Purpose: Durvalumab (Imfinzi™) is a human mAb that binds to PD-L1 and blocks its interaction with PD-1 and CD80. Olaparib (Lynparza™) is a poly (ADP-ribose) polymerase inhibitor (PARPi). PARP inhibition may upregulate PD-L1 expression, and increased DNA-damage induced by olaparib may enhance immune recognition. The objectives of this analysis were to develop a population pharmacokinetic (PPK) model of durvalumab after combination therapy with olaparib, to assess the association between patient demographics and disease characteristics on durvalumab PK, and to quantify durvalumab exposure -response (ER) and its relationship with efficacy and safety.
Methods: A total of 137 patients with advanced solid tumors (SCLC, breast, ovarian and gastric cancer) from a phase I/II study (MEDIOLA) were included in PPK modeling of durvalumab. Various covariates were evaluated, including patient characteristics (age, sex, body weight), baseline tumor size and biomarkers (albumin, bilirubin, creatinine, neutrophil to lymphocyte ratio (NLR), using a full covariate model approach. PPK model was used to predict the baseline and steady-state clearance based on the empirical post hoc estimate. Exposure – response analysis for safety was conducted using logistic regression.

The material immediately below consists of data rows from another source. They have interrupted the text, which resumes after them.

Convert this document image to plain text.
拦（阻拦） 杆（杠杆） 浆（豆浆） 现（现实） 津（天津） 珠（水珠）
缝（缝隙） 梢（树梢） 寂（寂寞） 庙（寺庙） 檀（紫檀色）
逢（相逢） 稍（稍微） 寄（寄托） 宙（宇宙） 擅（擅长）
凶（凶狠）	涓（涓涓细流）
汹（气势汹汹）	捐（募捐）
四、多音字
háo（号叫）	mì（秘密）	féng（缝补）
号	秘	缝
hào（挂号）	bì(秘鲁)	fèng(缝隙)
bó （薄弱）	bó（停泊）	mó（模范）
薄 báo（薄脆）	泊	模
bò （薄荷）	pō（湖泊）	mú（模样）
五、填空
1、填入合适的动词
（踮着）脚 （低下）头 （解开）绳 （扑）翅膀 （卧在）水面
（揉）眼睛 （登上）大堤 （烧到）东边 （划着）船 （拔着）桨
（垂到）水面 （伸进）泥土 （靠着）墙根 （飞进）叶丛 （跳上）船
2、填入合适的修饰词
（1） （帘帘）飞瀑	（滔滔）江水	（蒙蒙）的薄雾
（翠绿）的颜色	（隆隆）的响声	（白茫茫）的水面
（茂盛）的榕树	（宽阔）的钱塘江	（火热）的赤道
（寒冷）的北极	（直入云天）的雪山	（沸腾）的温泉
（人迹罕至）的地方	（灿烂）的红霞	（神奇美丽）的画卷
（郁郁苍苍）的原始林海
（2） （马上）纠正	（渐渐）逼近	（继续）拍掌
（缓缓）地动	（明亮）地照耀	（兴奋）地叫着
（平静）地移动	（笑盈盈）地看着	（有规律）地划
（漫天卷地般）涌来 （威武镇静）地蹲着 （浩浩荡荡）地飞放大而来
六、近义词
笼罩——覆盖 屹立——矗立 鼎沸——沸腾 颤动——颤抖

Results: A two-compartment model with time variant clearance (CL) adequately described durvalumab PK data. Sex and body weight were identified as significant covariates on CL; females had approximately 23% lower clearance of durvalumab than males and clearance slightly increased with increasing body weight; although these covariates were statistically significant but were not considered clinically relevant since the mean change in CL was <30%. Durvalumab CL decreases over time with a mean maximum reduction of ~20%. Analysis showed that CL values were associated with disease status suggesting association with a decrease in non-specific protein catabolic rate among cancer patients who benefit from therapy: CL at steady-state (CLss) for patients with complete response (CR) were approximately 40% lower than patients with progressive disease (PD). Overall, no association was observed between durvalumab PK exposure levels (Cmax,1, Ctrough,2, and Ctrough,ss) and durvalumab related AE incidence based on patients that received durvalumab 1500 mg IV q4w plus olaparib 300 mg po bid. For Grade 3+ AE, higher durvalumab PK exposure was not associated with an increased risk of AE.
Conclusion: A time-variant clearance was identified for durvalumab and CL decreased when disease status improved following combination therapy of durvalumab plus olaparib. ER analysis for safety demonstrated a flat relationship between drug related grade 3+ AE and durvalumab exposure.